Lanie Robertson’s Nasty Little Secrets, which played at Primary Stages a decade ago, is back, once again confirming his talent for freely imagined drama about real people. Now the topic is the playwright Joe Orton – and Kenneth Halliwell, his lover, roommate, and murderer. As the author states, he did not use John Lahr’s well-known biography or its movie version as his source; like Cézanne, he “painted a dream of apples” rather than apples.
The salient facts more or less remain. The very young working-class actor John (later Joe) Orton meets the somewhat older Ken Halliwell, and they settle down as lovers and artists in a small Islington flat. Ken makes obscene collages and writes unpublished novels; John, whom he has educated via library books, is an aspiring playwright. They smuggle out those books and return them defaced with priapic, pederastic, hermaphroditic collages, funny but scandalous. Apprehended, each lover gets six months in a separate jail, whence Orton emerges despising his prison shrink, Halliwell loving his.

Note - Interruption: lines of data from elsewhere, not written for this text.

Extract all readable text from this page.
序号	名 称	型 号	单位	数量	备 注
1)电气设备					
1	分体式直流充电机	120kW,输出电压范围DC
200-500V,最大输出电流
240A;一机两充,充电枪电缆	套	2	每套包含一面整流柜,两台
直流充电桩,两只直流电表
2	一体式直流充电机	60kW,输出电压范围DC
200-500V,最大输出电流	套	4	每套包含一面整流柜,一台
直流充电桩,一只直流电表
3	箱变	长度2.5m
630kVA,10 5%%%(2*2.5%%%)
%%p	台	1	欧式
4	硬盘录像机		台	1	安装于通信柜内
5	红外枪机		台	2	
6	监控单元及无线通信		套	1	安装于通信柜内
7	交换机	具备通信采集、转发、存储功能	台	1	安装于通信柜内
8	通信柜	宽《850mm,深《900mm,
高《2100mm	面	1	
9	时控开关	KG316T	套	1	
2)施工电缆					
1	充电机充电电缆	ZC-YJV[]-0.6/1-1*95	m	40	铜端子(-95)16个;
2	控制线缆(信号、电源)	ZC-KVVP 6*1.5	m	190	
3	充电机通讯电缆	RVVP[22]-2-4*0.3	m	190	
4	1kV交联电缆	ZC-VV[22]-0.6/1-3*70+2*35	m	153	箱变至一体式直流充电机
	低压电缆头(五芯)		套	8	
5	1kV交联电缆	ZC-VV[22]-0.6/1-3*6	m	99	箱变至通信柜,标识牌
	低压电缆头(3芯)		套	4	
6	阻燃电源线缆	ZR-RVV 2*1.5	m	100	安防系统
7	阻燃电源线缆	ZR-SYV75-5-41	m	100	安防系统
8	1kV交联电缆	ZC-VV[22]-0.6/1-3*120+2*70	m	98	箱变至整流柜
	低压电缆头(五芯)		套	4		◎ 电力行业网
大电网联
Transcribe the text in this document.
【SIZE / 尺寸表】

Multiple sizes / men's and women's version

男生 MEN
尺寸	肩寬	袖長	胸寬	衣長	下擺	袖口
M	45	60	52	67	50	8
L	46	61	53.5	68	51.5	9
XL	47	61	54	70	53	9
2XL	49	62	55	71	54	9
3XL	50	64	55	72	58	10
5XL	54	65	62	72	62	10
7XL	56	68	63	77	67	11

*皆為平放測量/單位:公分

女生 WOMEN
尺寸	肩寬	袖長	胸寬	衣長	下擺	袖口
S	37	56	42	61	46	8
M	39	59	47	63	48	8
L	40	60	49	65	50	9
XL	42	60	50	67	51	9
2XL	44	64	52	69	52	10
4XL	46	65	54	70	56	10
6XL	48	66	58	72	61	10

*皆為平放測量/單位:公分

Joe is blissfully unreconstructed; Ken insists he is no longer “a queer” and will change his life. But they continue together in what Halliwell (I cite The Orton Diaries) called a Strindbergian Dance of Death relationship. Even so, it might have dragged on, had not Orton become a hugely successful playwright, media darling, and social lion, while Halliwell, who felt he had created him, and who indeed helped shape those plays, was being bypassed by success and told (though not yet by Joe) to get lost. This was too much to bear. Ken grabbed a hammer and killed the sleeping 34-year-old Joe with numerous blows to the head, then, swallowing some pills, died much more genteelly.
Nasty Little Secrets is remarkable in many ways. Although the goings-on are explicitly and wildly homosexual, even the most rampant heterosexual can empathize with Joe and Ken, so funnily fractious, inveiglingly witty, ultimately vulnerable, and arrantly, errantly human. Robertson is sympathetic without idolatry, graphic without obviousness, and theatrically astute in using no more than four actors to create a world. Further, he interpolates sardonic vaudeville skits, commenting on the action with song and dance, a device harking back at least to Joe Egg but used here with biting individuality. Moreover, a British subject is treated with a native’s ease.
Casey Childs’s direction, William Barclay’s set, Debra Stein’s costumes, Phil Monat’s lighting, and David Van Tieghem’s original music and sound are unfailingly on target. The acting, accents included, is exemplary. Matthew Mabe and Craig Fols are a flawless Joe and Ken, as sensitive to subtle social nuances and psychological differences as to the intricacies of emphasis and innuendo. As their policeman nemesis, Carnes, Bryan Clark is the comic Javert from hell, and David McCallum, as a semifictitious aide to the great theatrical agent Peggy Ramsay, Orton’s promoter, is proper and slippery in perfect proportion. If I have a quarrel, it’s with the ending, first excessively poetic, then questionably jolly. But never mind: Make Nasty Little Secrets your happy big discovery.